Confocal imaging was performed using an inverted confocal microscope (Olympus IX83) equipped with a confocal scanner unit spinning-disk scan head (Yogokawa) and an electron multiplying charge-coupled device camera (iXon Ultra 888). Worms were imaged on 2% fresh agar pads mounted in M9 solution containing 50 mM NaN3.
Comparison of wrmScarlet and TagRFP-T fluorescence was performed as follows: (1) confocal stacks of the head region were acquired for TagRFP-T and wrmScarlet knock-in strains on the same day, using identical settings, and NaN3 immobilization; (2) the same number of confocal slices was selected from each stack; (3) stacks were projected by summing fluorescence at each pixel position in the stack; (4) total fluorescence was measured in areas of identical size and position relative to the anterior tip of the worm and pharynx; and (5) total fluorescence was corrected by subtracting equipment noise, i.e., fluorescence measured in an area of the same size outside of the sample.
Data availability
All C. elegans strains and plasmids described in this study are available upon request.
Results
Generation of d10-entry strains as a starting point for robust and precise gene modification
Our strategy starts with the insertion of the d10 sequence (i.e., dpy-10 protospacer + PAM) into the locus of interest (Figure 1A).
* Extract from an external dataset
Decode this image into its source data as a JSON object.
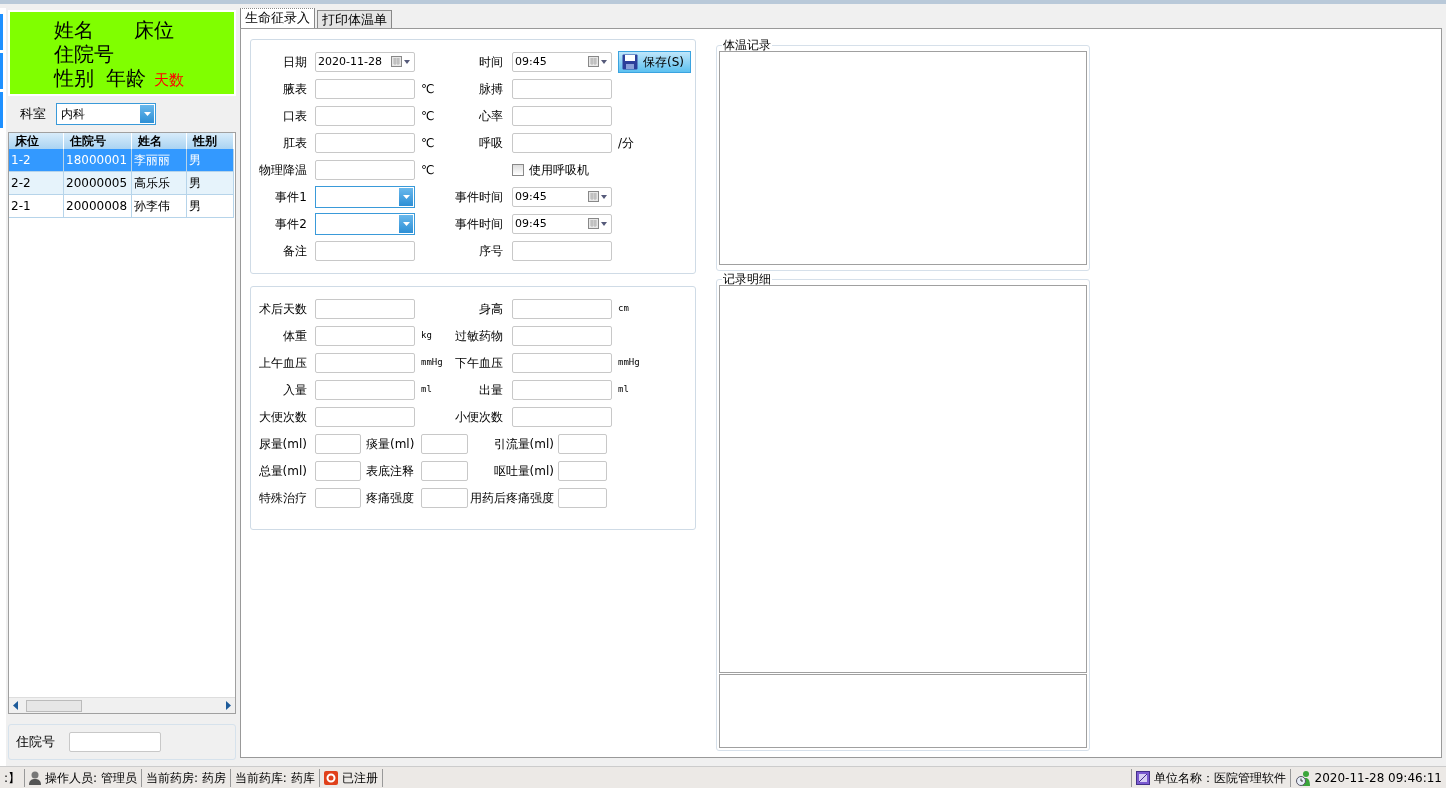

First, we targeted three positions in two genes coding for two-pore domain potassium channel subunits: (1) the ATG start site of sup-9, (2) the ATG of the egl-23b isoform, and (3) the common stop codon of all egl-23 isoforms (Figure 1A). Next, we predicted all possible sgRNA sequences within a 50-base window around these positions, and selected sgRNAs close to the ATG or stop codons. Using multiple sgRNAs increases the chances of finding at least one sgRNA that cuts efficiently enough to insert the d10 site at the desired location. We then defined the portion of the gene to be replaced by the d10 site, based on the positions of the most upstream and most downstream PAM sequences. Finally, we designed a single-strand oligonucleotide sequence (ssON) containing the d10 sequence flanked by up- and downstream homology regions of ∼50 bases (Figure 1A). This ssON could serve as a repair template with all selected sgRNAs since it did not contain their protospacer or PAM sequences.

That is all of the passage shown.